Thi N. | Jul 25, 2002 02:27 AM

I keep going to other Korean joints, but - other than the fave soontofu - I keep coming back to Chung Ki Wah. Best damn BBQ - deep beef flavor, best damn naengymon, and now -

Last time I was there, Amy ordered some fish. I believe it was on the menu as boiled and spiced cod.

Man, this was a fish.

There is a deep divide in fish-theory between the Westerners and the Easterners. Europeans, I think, like a certain toughness and fleshliness to their fish - Asians, a certain ethereal softness. This does not apply to everything (thai fried fish is as meaty and hearty as anything). I can grill a mean fish provencal-style (home-made tapenade over fennel-stuffed sea bass! how to make a girl swoon for you! as if you'd notice because you're too busy fighting her for the scraps! so easy!), but it entirely evades me how to get this softness.

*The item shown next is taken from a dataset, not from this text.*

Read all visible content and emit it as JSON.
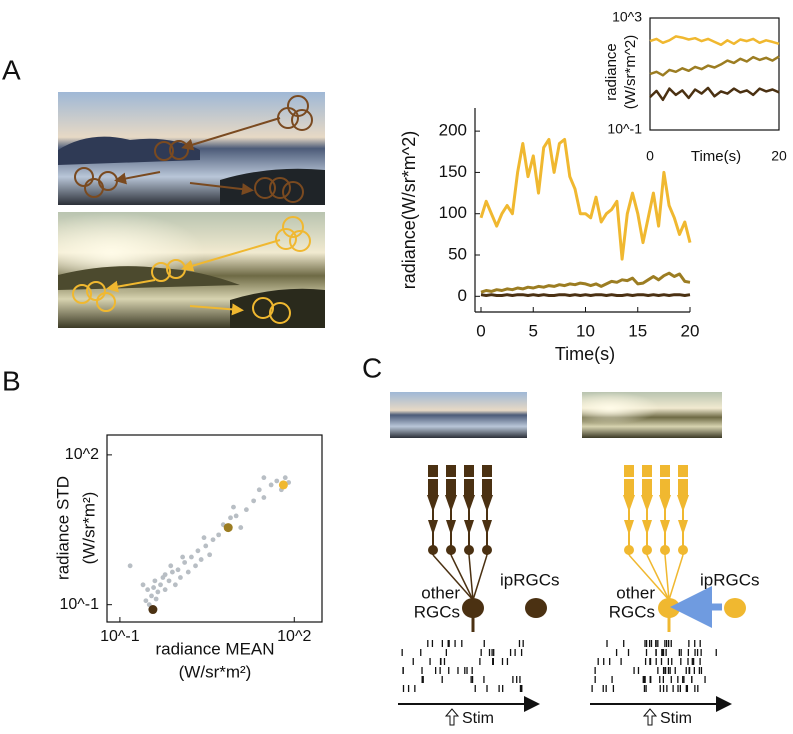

Chung Ki Wah, man. This dish. The flavor - I think it was good, the sauce was good, but I didn't notice - it was overwhelming in its flavor/texture gestalt. This is - not quite creamy, but fantastically gently soft - you know how sometimes, when you steam a fish, at the very belly, at the fatty part, it has this texture that you can't quite track, because it melts faster than you can comprehend it, it just evaporates, but it is so glorious?

This whole fish is like that.

I have a fetish for this kind of thing. Fresh tofu is close. Young coconut flesh is closer. This is the center of it. And it is *fish*, for chrissakes! COD, for chrissakes!

Anyway, hell yeah.

This fish got *inhaled*.

Also, this time their banchan had really fine fermented soybeans. Sweet that dives into... imagine the love of blue cheese applied to soy.